If The probability that a person carries the gene is 0.1, then in a sample of 20 people, 2 should carry the gene.

Now, we want to know how many samples there are with this property.

Since we have 20 elements where 18 are alike (do not carry the gene) and 2 are alike (carry the gene), we have to compute the number of permutations of 20 elements in which 18 are alike and 2 are alike. This number is

$\frac{20!}{18!2!}=190$

In this 190 20-tuples there are only 3 where the 2 carriers of the gene are in the first 3 places, namely

(1,1,0,0,0,0,0,0,0,0,0,0,0,0,0,0,0,0,0,0,0)

(1,0,1,0,0,0,0,0,0,0,0,0,0,0,0,0,0,0,0,0,0)

(0,1,1,0,0,0,0,0,0,0,0,0,0,0,0,0,0,0,0,0,0)

where 1=carries the gene, 0=does not carry the gene.

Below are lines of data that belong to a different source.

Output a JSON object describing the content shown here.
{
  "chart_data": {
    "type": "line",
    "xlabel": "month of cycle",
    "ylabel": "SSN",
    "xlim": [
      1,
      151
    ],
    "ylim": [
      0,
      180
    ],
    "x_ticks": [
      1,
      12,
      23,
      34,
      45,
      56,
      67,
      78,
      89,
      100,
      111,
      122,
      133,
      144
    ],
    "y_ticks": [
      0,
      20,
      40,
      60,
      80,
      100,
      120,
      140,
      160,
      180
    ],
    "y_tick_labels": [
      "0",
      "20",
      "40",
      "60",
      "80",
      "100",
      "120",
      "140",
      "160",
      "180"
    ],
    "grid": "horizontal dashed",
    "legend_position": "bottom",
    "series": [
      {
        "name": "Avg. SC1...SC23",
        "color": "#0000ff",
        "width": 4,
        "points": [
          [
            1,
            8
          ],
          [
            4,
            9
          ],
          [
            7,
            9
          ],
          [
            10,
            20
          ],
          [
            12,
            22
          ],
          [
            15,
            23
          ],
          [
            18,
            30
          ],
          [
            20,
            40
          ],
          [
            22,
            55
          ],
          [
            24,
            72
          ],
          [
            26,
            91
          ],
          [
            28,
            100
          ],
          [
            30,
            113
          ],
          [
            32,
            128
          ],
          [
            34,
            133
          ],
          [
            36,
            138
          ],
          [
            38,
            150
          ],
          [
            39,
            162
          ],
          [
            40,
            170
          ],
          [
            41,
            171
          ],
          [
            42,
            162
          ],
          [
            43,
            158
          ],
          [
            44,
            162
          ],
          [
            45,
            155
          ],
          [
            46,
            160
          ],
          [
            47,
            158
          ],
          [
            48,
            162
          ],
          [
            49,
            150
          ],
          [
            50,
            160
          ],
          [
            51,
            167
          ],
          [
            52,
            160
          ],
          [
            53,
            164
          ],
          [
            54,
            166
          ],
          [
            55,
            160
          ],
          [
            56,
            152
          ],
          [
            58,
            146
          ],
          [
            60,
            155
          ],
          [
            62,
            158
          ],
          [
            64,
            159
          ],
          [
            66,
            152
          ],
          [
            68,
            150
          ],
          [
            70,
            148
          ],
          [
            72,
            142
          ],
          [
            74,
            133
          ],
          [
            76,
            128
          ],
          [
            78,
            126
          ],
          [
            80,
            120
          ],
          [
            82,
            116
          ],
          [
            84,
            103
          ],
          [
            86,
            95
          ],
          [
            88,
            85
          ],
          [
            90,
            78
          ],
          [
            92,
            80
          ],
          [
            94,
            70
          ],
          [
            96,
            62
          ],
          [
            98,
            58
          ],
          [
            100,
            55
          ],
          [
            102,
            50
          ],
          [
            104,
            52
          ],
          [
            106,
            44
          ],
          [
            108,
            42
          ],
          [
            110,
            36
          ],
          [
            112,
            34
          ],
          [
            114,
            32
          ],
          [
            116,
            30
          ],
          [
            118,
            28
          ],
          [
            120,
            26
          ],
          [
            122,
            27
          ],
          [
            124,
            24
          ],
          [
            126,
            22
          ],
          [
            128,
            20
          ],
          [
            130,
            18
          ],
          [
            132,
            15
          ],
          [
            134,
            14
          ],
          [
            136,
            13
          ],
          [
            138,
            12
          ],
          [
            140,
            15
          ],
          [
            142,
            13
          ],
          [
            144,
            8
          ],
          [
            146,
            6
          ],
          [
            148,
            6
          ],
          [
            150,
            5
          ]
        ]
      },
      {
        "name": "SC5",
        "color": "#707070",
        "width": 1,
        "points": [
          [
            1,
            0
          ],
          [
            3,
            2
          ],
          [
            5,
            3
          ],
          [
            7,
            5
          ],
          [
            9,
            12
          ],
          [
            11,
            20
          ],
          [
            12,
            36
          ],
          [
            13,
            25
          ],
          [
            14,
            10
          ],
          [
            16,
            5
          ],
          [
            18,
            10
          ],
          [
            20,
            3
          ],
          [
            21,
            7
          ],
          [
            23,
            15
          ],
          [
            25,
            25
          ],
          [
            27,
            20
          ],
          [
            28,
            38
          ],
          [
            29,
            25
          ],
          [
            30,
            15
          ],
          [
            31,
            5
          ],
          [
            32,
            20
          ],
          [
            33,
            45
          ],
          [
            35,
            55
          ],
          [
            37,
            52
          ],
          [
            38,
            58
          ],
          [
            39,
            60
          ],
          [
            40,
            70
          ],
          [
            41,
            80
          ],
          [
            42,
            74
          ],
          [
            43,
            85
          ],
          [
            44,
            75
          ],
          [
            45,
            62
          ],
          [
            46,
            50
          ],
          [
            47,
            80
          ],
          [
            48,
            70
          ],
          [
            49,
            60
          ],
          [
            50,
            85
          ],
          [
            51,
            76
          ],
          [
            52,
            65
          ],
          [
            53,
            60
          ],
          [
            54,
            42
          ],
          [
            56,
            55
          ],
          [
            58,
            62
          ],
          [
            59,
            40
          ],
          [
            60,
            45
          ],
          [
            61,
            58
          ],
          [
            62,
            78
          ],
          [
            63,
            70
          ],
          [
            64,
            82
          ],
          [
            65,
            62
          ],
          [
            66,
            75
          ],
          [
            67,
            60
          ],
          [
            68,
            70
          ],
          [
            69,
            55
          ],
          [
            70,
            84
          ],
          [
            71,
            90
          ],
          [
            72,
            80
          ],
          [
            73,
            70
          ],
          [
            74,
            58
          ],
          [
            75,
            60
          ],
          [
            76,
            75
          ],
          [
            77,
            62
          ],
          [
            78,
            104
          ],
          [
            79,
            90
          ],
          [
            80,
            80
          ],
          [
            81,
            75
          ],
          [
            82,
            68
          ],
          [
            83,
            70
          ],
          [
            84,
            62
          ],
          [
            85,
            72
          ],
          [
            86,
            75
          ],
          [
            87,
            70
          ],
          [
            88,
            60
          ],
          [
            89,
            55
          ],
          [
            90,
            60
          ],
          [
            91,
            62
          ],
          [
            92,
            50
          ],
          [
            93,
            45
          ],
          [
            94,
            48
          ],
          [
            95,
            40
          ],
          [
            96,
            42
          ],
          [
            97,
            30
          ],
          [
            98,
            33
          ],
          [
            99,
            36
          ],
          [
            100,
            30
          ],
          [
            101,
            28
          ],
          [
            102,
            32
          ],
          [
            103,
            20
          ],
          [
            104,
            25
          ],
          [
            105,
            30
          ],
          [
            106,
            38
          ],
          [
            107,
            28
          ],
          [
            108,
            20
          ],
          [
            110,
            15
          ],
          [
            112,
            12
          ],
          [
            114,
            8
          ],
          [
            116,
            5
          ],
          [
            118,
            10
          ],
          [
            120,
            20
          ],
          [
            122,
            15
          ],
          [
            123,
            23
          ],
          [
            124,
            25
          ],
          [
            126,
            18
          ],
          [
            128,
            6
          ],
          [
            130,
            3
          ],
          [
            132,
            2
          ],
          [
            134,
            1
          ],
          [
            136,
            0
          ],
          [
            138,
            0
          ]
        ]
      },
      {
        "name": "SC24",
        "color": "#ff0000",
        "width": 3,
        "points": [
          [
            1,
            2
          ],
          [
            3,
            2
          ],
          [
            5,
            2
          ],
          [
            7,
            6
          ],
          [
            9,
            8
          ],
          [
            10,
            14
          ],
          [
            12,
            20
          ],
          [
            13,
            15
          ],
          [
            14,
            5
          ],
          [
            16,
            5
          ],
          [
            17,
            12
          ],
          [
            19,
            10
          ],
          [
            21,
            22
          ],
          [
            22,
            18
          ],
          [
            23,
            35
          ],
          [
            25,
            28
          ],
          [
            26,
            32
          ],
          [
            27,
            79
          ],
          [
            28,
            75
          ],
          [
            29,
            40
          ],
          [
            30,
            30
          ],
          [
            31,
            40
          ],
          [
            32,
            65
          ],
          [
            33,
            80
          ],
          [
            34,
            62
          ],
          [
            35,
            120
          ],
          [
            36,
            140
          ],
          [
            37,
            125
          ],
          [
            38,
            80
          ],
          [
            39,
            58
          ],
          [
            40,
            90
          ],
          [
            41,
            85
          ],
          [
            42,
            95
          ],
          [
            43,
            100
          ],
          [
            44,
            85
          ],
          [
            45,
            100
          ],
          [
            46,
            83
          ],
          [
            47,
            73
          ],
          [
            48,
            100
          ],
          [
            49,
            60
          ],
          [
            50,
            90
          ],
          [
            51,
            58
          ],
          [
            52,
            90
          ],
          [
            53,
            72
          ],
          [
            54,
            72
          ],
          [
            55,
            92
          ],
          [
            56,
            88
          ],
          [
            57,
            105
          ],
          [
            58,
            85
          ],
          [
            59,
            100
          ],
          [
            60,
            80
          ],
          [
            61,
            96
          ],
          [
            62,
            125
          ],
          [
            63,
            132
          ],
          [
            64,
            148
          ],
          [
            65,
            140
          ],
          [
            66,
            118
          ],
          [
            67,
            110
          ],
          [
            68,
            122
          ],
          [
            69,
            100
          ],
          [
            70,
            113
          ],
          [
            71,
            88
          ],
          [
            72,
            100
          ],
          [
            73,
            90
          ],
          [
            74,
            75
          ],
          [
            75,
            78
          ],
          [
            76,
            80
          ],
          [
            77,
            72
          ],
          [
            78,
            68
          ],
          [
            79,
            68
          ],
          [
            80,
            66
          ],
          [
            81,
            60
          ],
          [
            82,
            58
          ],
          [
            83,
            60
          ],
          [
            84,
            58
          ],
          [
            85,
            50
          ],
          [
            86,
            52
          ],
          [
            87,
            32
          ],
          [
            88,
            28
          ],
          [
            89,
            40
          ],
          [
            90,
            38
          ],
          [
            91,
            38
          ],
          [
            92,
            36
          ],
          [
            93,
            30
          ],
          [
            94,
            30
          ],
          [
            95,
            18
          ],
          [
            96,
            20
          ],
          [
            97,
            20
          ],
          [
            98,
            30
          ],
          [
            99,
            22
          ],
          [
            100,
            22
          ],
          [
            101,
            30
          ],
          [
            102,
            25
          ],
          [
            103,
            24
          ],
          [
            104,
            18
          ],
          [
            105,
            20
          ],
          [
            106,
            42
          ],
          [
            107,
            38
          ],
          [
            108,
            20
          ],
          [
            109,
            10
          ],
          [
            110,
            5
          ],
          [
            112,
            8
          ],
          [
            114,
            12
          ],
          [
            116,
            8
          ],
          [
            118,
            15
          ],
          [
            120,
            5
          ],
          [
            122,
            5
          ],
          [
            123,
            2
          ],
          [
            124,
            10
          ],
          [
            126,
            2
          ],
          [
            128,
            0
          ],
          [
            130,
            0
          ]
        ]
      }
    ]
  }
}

So there are 190-3 = 187 elements in which the first 3 elements have no 2 carriers, hence the probability that 4 or more people will have to be tested until 2 of them with the gene are detected is 187/190 = 0.984 (98.4%) rounded to three decimal places.

b)

Given that the probability that a person carries the gene is 0.1, then in a sample of 20 people, 20*0.1 = 2 should carry the gene.